# Southern Ontario Orchid Society show Feb 14-15, 2015



## ALToronto (Jan 15, 2015)

Held as always in the Floral Hall of the Toronto Botanical Gardens, 777 Lawrence Ave East, Toronto 

I will be there as an exhibitor, with my living wall, and also giving a presentation on LED lights. Hope to meet some members in person!


----------



## cnycharles (Feb 5, 2015)

Hey Eric, you going to this show or the paph forum on the 14th?

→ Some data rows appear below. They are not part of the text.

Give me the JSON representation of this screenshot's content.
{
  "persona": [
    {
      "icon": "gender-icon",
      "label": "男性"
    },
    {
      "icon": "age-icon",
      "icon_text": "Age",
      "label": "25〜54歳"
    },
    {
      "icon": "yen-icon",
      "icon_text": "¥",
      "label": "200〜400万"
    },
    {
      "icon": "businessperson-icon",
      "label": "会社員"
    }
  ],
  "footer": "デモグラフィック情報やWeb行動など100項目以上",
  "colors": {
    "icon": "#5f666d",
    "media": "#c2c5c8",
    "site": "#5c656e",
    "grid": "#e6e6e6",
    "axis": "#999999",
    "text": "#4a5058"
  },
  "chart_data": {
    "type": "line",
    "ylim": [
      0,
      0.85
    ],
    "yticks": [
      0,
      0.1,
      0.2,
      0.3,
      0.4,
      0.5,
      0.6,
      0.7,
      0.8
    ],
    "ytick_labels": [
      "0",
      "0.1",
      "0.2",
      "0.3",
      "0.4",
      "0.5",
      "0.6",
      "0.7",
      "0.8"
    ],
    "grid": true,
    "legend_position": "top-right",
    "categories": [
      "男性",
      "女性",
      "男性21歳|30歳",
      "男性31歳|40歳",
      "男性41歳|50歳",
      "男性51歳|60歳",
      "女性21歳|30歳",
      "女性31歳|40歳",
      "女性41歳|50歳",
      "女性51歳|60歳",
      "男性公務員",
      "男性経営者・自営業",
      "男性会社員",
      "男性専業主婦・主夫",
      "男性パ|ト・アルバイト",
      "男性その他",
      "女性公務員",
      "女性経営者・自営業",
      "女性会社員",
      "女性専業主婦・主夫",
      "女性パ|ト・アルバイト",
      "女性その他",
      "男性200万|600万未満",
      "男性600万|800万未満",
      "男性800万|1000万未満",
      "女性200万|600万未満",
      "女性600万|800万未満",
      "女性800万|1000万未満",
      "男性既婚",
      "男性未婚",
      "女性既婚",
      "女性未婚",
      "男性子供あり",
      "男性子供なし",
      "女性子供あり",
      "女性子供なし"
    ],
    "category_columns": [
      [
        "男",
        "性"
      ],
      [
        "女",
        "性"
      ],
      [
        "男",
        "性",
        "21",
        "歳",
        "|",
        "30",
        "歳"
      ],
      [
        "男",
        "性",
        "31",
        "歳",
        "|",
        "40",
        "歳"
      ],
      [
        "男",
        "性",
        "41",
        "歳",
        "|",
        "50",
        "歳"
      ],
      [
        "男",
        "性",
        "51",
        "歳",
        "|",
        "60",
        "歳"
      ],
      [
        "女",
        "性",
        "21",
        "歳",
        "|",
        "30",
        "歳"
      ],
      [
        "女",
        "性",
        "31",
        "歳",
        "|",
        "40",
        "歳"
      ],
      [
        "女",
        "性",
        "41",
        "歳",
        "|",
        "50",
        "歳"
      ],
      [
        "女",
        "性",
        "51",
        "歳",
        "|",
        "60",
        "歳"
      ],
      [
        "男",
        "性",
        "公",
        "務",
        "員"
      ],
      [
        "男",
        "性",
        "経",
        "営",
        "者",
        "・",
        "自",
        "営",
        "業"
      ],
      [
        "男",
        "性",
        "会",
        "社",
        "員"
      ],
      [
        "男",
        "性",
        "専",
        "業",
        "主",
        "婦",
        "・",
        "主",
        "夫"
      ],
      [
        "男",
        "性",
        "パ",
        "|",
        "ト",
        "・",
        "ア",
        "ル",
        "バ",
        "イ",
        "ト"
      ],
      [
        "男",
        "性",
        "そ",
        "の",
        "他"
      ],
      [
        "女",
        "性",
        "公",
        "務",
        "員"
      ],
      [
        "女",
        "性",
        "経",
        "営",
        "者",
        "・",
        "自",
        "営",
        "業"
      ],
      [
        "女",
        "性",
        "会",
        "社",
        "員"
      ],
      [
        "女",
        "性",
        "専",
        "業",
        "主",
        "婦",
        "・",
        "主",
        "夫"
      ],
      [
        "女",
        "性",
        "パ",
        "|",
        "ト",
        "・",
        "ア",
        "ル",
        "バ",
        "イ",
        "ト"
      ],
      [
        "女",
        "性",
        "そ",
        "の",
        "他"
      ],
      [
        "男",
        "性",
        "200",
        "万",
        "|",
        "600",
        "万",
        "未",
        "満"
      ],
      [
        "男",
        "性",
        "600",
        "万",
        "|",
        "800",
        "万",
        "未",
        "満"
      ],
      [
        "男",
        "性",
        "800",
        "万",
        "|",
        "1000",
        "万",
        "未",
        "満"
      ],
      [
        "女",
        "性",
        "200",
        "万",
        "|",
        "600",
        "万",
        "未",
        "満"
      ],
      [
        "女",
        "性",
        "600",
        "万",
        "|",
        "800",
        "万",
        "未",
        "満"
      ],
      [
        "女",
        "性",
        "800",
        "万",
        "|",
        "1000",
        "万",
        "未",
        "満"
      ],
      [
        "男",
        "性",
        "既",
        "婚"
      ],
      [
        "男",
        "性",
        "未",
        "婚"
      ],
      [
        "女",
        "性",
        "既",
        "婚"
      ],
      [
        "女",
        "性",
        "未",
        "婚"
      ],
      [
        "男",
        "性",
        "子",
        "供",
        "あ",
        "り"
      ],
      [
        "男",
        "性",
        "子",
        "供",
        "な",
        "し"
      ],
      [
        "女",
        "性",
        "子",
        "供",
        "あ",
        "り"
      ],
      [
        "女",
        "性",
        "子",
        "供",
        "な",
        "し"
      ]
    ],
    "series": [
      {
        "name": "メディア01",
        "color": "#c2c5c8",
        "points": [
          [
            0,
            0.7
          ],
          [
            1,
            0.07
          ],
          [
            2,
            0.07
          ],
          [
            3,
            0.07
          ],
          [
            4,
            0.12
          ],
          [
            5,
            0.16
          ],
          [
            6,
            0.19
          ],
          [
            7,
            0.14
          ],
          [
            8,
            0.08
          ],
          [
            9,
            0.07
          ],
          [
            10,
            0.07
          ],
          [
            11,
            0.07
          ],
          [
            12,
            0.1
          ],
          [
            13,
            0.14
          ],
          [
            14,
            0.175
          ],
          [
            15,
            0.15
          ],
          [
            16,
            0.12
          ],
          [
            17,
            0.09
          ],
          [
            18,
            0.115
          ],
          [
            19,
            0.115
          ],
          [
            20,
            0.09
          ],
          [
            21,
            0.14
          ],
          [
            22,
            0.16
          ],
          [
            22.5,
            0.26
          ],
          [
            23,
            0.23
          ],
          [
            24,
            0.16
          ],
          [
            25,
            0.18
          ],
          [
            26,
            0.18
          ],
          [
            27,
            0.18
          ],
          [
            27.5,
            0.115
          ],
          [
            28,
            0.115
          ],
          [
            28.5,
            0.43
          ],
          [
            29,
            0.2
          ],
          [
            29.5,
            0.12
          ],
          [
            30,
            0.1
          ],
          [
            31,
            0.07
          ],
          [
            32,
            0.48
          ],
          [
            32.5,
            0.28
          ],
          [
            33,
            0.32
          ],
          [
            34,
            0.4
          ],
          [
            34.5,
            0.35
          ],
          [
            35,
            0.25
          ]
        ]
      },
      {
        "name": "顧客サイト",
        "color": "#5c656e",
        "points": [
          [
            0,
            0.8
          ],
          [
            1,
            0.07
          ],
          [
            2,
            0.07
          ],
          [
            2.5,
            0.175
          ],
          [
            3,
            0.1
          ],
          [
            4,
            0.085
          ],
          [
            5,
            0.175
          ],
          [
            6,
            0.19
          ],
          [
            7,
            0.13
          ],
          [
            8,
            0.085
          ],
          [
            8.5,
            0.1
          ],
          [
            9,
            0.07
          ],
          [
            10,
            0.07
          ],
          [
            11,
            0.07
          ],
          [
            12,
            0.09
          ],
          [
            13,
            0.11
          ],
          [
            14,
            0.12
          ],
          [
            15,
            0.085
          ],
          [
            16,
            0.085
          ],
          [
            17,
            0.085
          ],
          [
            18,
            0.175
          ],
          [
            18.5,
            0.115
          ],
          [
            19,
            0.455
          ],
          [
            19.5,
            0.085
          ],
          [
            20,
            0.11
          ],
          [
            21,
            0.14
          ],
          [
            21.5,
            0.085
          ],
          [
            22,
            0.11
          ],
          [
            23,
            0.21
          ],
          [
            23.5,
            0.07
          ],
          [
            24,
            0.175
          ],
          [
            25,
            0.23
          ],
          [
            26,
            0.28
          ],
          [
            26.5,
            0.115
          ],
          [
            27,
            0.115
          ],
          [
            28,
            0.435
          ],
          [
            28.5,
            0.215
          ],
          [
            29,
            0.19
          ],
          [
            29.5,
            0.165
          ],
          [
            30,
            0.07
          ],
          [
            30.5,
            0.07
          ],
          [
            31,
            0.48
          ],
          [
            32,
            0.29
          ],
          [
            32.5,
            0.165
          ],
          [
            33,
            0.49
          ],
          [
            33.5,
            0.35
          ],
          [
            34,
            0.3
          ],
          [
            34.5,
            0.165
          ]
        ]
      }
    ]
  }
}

Would be nice to see the living wall!


----------



## NYEric (Feb 6, 2015)

I already signed up for the Paph forum. Just trying to figure out whether to take the bus or the car.


----------



## Paph_LdyMacBeth (Feb 6, 2015)

You dont want to visit your Canadian friends


----------



## Cat (Feb 6, 2015)

I will be going with some friends. Not sure if we are going on the 14th or 15th yet. Watching what the weather will be like. I'm sooooooooo taking some babies home WEEEEEE!!!!:rollhappy:


----------



## Cat (Feb 8, 2015)

6 more days!!! Ganna get me some Paph. Michael Koopowity, Paph. Spiderman, Paph. Anitum x Sanderianum, Paph. Wosser's Blackwings, ohhh and my list keeps on going. Can't wait!!!!! Driving the jeep liberty down. Need as much room as possible!


----------



## ALToronto (Feb 8, 2015)

Please stop by my wall and introduce yourself.


----------